The study is clearly limited by gender diversity and ethical background. Indeed, the vast majority of participants were female of White (Caucasian) ethnicity. The sample size in the prospective study may not be reflective of the effective UK NHS workforce. In addition, there might be a self‐selection bias, as staff with skin reactions might have been more prone to engage in the prospective survey. However, these limitations were in part mitigated with the prevalence study, which revealed a similar proportion of staff reporting adverse reactions and notable associations with the time of PPE usage (Table 1). The participants did not record the stages of pressure damage incurred at the different skin locations.
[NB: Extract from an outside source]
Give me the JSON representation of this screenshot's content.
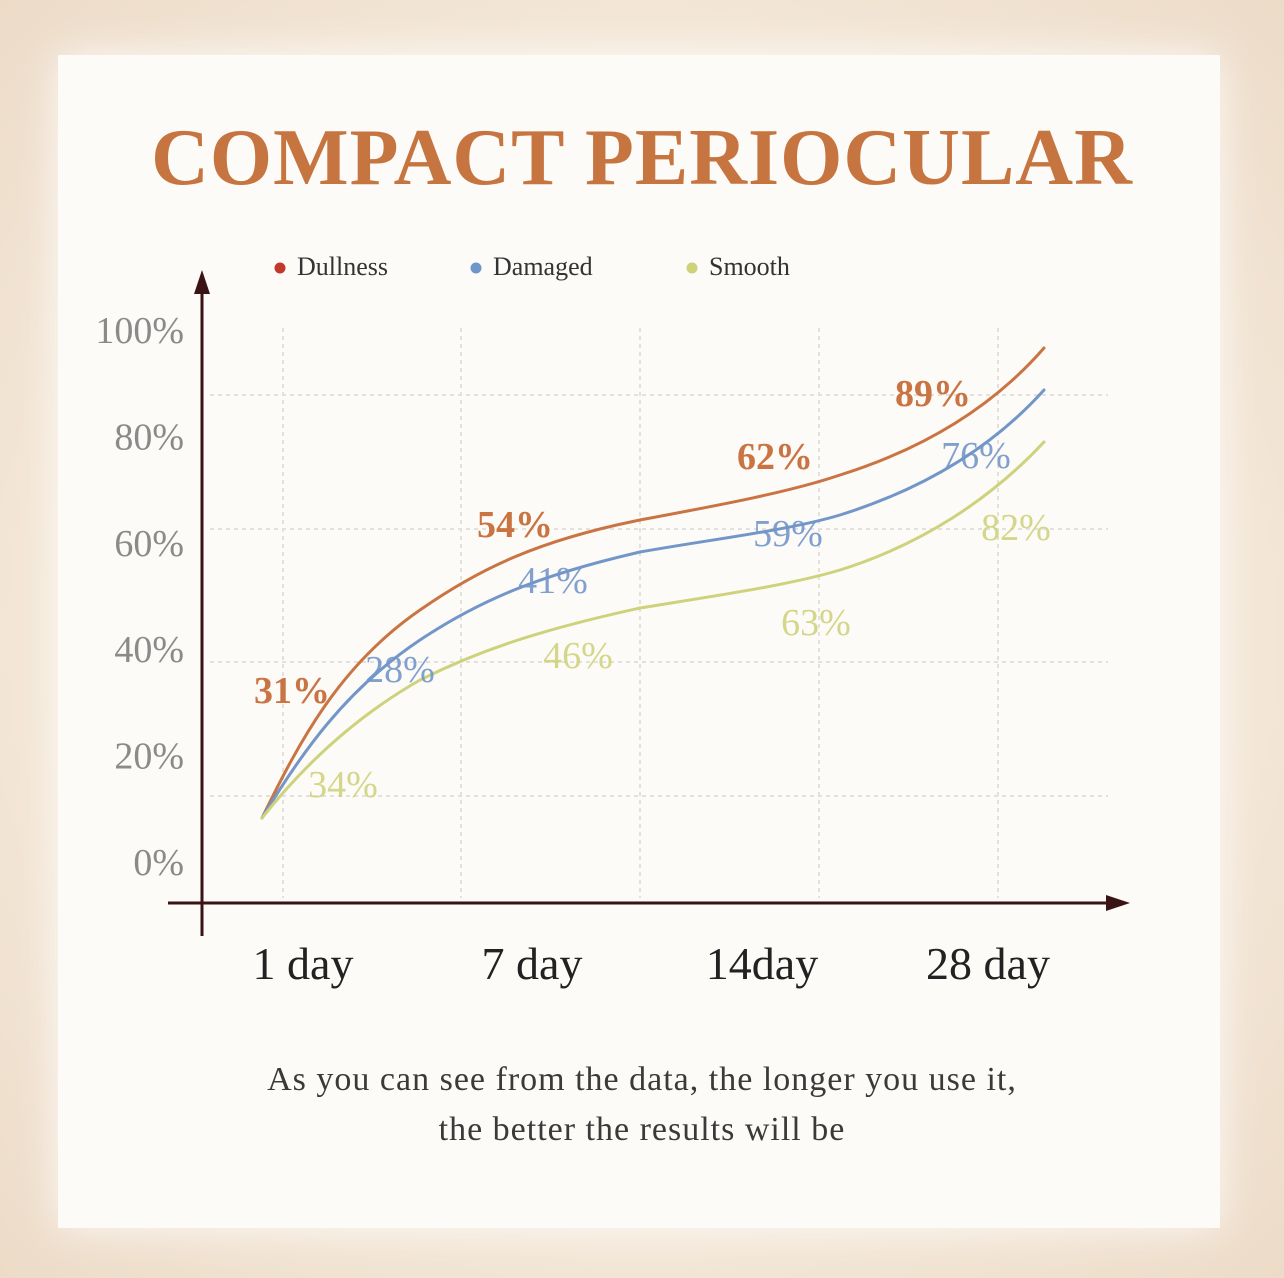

Furthermore, the majority of participants in both prevalence and prospective studies used 3M masks, limiting adequate comparisons between different designs of FFP3 equipment.
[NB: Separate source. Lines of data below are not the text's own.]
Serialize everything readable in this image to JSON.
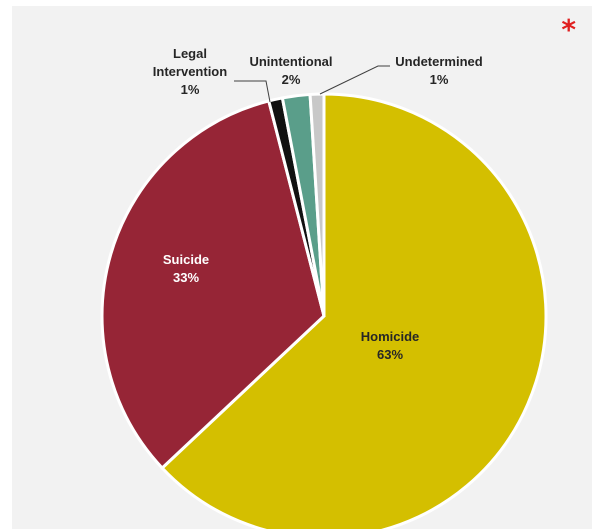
{
  "corner_mark": "*",
  "chart_data": {
    "type": "pie",
    "title": "",
    "slices": [
      {
        "label": "Homicide",
        "value_label": "63%",
        "value": 63,
        "color": "#d4bf00"
      },
      {
        "label": "Suicide",
        "value_label": "33%",
        "value": 33,
        "color": "#962536"
      },
      {
        "label": "Legal Intervention",
        "value_label": "1%",
        "value": 1,
        "color": "#111111"
      },
      {
        "label": "Unintentional",
        "value_label": "2%",
        "value": 2,
        "color": "#5a9e8a"
      },
      {
        "label": "Undetermined",
        "value_label": "1%",
        "value": 1,
        "color": "#c8c8c8"
      }
    ]
  }
}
Based on the findings of this study, we recommend medical staff to implement frequent relief from PPE, particularly during extended clinical shifts. Skin checks should be performed both within and between periods in PPE, with prevention strategies to maintain skin health. Where there are signs of an adverse reaction, we recommend adequate recovery periods and changes to PPE device selection to offload vulnerable skin sites. Collaboration with PPE manufacturers is required to identify new designs, which incorporate a combination of soft material interfaces and include size ranges to accommodate face shapes of different genders and ethnicities.

CONCLUSION

A series of approaches were adopted to examine skin adverse reactions following periods of PPE usage. Increasing reports of adverse reactions were associated with the average daily time spent in PPE and the duration of PPE use without relief. Trends in skin adverse reactions were also associated with the number of consecutive days of PPE usage, as well as the type and model of RPE. There is a compelling need to improve the guidelines for PPE use and the design/materials of which the protective equipment are manufactured, in order to minimise the risk of skin damage to valuable healthcare workers.

CONFLICT OF INTEREST

The authors declare no conflict of interest.